The department, which enforces anti-child labour acts, had submitted the Rs 70-lakh proposal but it has not been sanctioned till date despite several reminders.

“We had sought Rs 45 lakh for a survey in nine Assam districts to identify child labourers and another Rs 25 for a mass awareness programme against child labour, trafficking and sexual abuse. But we could not go ahead because of lack of funds. We submitted the project again after the Chief Minister’s Vision for Women and Children: 2016 was launched last year but to no avail. We are often blamed for not taking proper action to tackle the problem of child labour but how can we do so without having a proper survey and awareness campaign?” a senior official in the department said. Under the proposed project, the department was planning to carry out a survey to identify child labourers in nine districts — Kamrup (metro), Nagaon, Bongaigaon, Dibrugarh, Tinsukia, Cachar, Jorhat, Lakhimpur and Sonitpur.
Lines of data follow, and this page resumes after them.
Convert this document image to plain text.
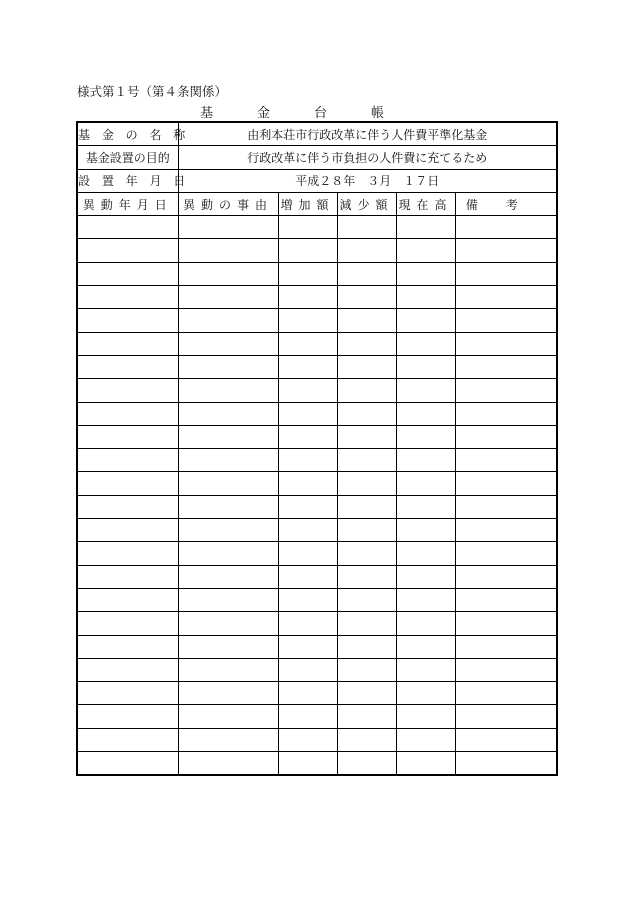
様式第１号（第４条関係）
基金台帳
基 金 の 名 称	由利本荘市行政改革に伴う人件費平準化基金				
基金設置の目的	行政改革に伴う市負担の人件費に充てるため				
設 置 年 月 日	平成２８年　３月　１７日				
異動年月日	異動の事由	増加額	減少額	現在高	備考
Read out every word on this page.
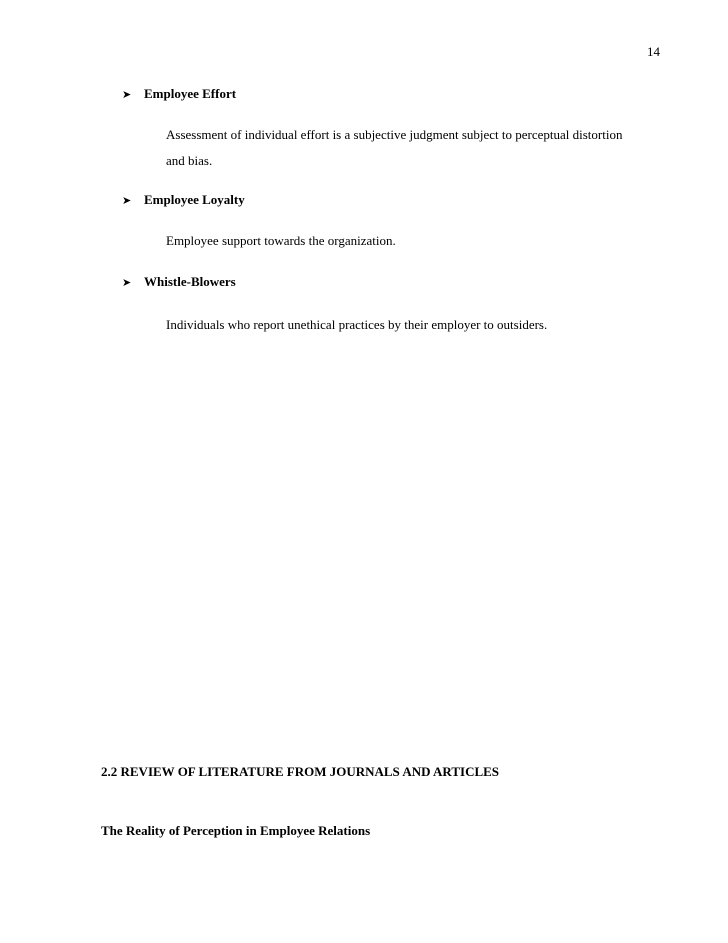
14
➤ Employee Effort
Assessment of individual effort is a subjective judgment subject to perceptual distortion and bias.
➤ Employee Loyalty
Employee support towards the organization.
➤ Whistle-Blowers
Individuals who report unethical practices by their employer to outsiders.
2.2 REVIEW OF LITERATURE FROM JOURNALS AND ARTICLES
The Reality of Perception in Employee Relations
“These districts have a large number of children working in shops and business establishments, tea gardens and brick kilns. But we do not know their exact number. We are planning to make Guwahati a child labour-free city by 2016 but it is not possible without a proper survey and awareness campaign,” the official said.

The proposed project includes setting up of rescue-cum-welfare centres, a district level task force for tracking child workers, incorporation of a provision in the government service rules treating engagement of child labour by government servants as gross misconduct and stringent enforcement of the Child Labour (Prohibition and Regulation) Act 1986.

Child labour has become a serious issue in Assam and Guwahati is fast becoming a centre for poor children being engaged in business establishments as well as in houses, following its growth in business activities. Nineteen child labour cases have been detected since January this year, including two incidents where two minor domestics were found dead in mysterious conditions. A policeman in the Pandu area was arrested recently for torturing a minor girl working as a maid in his house.

“People in rural Assam know about National Rural Health Mission because of the publicity and media campaign. There is a need for a similar campaign to prevent child labour and spread awareness about the legal provisions,” the official said.

He said though the department is entrusted with the task of carrying out inspection to check child labour, its district offices cannot do so properly because of lack of vehicles. “We had sought vehicles from the government to enable our inspectors to carry out raids and rescue children from hazardous conditions. But nothing has been sanctioned so far. Although it is the duty of the social welfare department, we often have to take the children for medical tests, counselling and to the shelter home for which we require vehicles.”

“Our department is often neglected and still we have to manually collect information from our district offices, as the computerisation process has not been done yet in our department. Our district offices are given a meagre Rs 5,000-7,000 per year for office maintenance, which is impossible,” the official said.